Edna Mendes
De Cornélio Procópio
O agrônomo Ricardo Landigraf Perez, 24 anos, formado em 1998 pela Fundação Faculdade de Agronomia Luiz Meneghel (FFALM), de Bandeirantes (34 km a leste de Cornélio Procópio), corre o risco de perder o emprego numa revendedora de adubos e fertilizantes, em Brasília, onde oferece assistência técnica, porque até hoje a faculdade não entregou seu diploma de conclusão de curso. O caso está na Justiça. A faculdade alega que o diploma está retido porque o ex-aluno está inadimplente.

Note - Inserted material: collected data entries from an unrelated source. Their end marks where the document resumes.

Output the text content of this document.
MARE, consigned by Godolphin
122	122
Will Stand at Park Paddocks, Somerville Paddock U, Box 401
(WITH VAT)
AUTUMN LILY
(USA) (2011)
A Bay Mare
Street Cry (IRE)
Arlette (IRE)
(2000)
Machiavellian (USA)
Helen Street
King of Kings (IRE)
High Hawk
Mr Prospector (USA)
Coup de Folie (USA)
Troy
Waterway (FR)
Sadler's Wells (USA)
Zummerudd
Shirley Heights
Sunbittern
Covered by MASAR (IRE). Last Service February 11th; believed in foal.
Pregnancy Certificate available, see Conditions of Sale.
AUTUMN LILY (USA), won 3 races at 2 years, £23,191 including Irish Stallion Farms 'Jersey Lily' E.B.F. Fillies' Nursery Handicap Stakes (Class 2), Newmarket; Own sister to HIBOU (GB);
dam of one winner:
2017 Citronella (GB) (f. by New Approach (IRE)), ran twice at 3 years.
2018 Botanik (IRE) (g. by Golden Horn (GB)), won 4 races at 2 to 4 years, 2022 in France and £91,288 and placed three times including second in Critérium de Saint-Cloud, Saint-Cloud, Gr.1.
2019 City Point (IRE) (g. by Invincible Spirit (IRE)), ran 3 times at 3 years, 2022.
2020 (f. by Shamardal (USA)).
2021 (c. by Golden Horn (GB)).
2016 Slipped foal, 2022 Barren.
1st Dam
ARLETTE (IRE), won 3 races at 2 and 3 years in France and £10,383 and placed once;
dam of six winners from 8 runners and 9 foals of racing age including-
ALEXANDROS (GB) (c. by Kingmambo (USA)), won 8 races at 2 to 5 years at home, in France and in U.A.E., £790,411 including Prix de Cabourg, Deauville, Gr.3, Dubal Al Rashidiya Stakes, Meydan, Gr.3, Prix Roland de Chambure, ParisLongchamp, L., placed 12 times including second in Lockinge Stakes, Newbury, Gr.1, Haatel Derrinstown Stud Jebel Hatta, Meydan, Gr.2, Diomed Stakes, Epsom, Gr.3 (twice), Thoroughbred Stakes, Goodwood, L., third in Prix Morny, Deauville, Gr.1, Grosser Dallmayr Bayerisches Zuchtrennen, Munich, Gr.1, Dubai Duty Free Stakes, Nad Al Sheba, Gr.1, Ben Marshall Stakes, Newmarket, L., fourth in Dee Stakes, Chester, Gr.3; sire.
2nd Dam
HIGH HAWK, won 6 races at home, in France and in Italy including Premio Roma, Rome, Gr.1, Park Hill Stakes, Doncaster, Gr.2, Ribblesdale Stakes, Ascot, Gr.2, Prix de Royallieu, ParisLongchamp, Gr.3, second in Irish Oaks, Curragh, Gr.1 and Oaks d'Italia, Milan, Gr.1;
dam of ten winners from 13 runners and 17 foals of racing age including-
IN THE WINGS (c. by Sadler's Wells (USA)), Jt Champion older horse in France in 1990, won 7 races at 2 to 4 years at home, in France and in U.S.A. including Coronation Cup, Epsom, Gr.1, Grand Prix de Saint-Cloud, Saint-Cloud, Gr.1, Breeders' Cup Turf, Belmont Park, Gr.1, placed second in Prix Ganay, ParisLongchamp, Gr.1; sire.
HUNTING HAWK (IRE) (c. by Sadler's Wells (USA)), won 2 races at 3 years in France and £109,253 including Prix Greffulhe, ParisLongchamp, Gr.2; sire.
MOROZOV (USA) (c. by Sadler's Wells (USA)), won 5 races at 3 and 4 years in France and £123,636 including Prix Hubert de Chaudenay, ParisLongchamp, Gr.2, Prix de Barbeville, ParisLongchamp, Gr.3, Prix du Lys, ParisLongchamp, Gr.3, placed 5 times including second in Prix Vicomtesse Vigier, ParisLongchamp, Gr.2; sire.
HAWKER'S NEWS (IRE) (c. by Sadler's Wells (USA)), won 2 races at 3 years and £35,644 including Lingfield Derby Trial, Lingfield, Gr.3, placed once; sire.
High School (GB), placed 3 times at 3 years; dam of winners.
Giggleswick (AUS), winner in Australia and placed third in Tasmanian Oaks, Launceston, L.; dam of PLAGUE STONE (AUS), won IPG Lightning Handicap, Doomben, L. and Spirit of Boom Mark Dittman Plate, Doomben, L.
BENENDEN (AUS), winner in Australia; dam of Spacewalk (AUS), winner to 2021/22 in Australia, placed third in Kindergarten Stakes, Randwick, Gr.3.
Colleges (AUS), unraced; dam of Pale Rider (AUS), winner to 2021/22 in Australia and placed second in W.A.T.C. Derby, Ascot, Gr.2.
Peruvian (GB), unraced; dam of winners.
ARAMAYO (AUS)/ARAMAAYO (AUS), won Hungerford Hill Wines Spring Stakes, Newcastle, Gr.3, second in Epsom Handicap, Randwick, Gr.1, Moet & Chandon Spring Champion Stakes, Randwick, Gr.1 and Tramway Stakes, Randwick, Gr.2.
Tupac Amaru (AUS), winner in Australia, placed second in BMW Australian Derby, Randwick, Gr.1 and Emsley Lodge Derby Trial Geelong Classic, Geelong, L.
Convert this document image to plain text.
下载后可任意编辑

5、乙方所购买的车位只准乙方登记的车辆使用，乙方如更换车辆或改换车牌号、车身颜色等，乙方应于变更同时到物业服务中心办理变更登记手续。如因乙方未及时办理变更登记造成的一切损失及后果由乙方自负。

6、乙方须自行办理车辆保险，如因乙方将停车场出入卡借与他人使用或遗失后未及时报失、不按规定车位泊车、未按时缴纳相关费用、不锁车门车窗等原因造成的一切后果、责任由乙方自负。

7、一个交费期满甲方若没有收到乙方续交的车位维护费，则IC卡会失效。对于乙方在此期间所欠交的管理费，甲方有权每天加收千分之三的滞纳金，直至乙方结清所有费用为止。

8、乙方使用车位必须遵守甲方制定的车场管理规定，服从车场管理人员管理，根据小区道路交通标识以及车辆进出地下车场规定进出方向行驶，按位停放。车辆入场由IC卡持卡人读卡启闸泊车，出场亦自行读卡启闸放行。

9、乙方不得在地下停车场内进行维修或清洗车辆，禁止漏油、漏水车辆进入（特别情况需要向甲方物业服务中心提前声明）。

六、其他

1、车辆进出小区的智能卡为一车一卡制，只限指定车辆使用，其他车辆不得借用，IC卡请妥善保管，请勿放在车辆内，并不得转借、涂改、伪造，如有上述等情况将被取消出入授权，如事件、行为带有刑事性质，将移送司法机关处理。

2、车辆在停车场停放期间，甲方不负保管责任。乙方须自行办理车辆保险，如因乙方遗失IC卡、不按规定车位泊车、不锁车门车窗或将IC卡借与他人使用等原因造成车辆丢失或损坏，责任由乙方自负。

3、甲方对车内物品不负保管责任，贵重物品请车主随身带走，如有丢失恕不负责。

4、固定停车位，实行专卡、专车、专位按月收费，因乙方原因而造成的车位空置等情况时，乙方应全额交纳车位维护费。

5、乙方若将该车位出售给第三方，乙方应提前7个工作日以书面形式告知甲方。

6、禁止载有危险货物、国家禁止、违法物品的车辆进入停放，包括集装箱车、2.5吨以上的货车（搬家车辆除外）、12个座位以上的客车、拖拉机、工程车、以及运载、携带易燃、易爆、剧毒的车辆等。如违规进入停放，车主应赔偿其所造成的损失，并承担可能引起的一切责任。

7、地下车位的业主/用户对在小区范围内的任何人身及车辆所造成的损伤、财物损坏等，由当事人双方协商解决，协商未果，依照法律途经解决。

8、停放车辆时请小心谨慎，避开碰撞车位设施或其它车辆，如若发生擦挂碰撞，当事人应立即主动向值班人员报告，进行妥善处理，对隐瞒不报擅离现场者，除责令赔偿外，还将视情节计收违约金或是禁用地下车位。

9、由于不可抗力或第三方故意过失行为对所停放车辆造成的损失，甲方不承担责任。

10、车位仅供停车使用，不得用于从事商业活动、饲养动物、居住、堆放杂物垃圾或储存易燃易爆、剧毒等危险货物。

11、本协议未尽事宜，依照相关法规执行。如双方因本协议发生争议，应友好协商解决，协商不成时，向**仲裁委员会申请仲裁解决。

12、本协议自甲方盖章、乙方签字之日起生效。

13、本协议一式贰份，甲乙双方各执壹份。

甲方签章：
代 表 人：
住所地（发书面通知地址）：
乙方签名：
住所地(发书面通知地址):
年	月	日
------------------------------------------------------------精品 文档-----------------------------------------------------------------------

O agrônomo atua com um registro provisório concedido pelo Conselho Regional de Engenharia e Arquitetura (Crea) que está vencido. Sem o diploma, o profissional não pode obter o registro definitivo para trabalhar.
O assessor jurídico da Secretaria de Educação Superior do Ministério de Educação e Cultura (MEC), em Brasília, Sérgio Campelo, informou à Folha que nenhuma instituição pode reter diplomas ou documentos de estudantes inadimplentes. ‘‘A legislação é clara sobre isso e a faculdade está descumprindo a lei’’. Campelo aconselhou o agrônomo a acionar o Procon, Justiça Especial ou o Ministério Público.
A professora aposentada, Vandalice Perez, mãe do agrônomo, disse que procurou a faculdade diversas vezes para tentar obter o diploma do filho. ‘‘Mas eles estão irredutívieis. O certo é a faculdade entregar o diploma e depois acionar judicialmente o meu filho para o pagamento da dívida. Porém, sem o diploma ele não tem como trabalhar para pagar a dívida’’, disse.
Segundo Vandalice, o valor da dívida proposta pela FFALM está muito acima do valor real dos créditos cedidos ao ex-aluno. ‘‘Não concordamos com o valor que eles pedem. Já fizemos várias propostas para a faculdade mas nenhuma foi aceita. Eles quiseram que eu assinasse uma certidão assumindo uma dívida pública com eles, a qual me recusei’’, afirmou. A FFALM alega que a dívida de Perez é de cerca de R$ 9 mil, enquanto o agrônomo calcula que ela não passe de R$ 7 mil.
O advogado Pedro de Melo, contratado pelo agrônomo, entrou na Justiça com mandado de busca e apreensão do diploma. Na época, o juiz-substituto do Fórum de Bandeirantes transformou o mandado em notificação.
O assessor jurídico da FFALM, Celso dos Santos, disse que a instituição está com o diploma retido porque tenta um acordo com o agrônomo para o pagamento da dívida. ‘‘A nossa intenção era de negociar com ele. Mas, pelo visto, agora não vamos mais protelar isso e entregaremos o diploma para depois tomarmos outras medidas legais’’, afirmou Santos.
Segundo ele, desde janeiro do ano passado a instituição implantou um sistema de contrato para diminuir o índice de inadimplência entre os estudantes. ‘‘Isso reduziu em cerca de 30% o índice de inadimplentes’’, afirmou. A mensalidade do curso de agronomia é de R$ 450,00.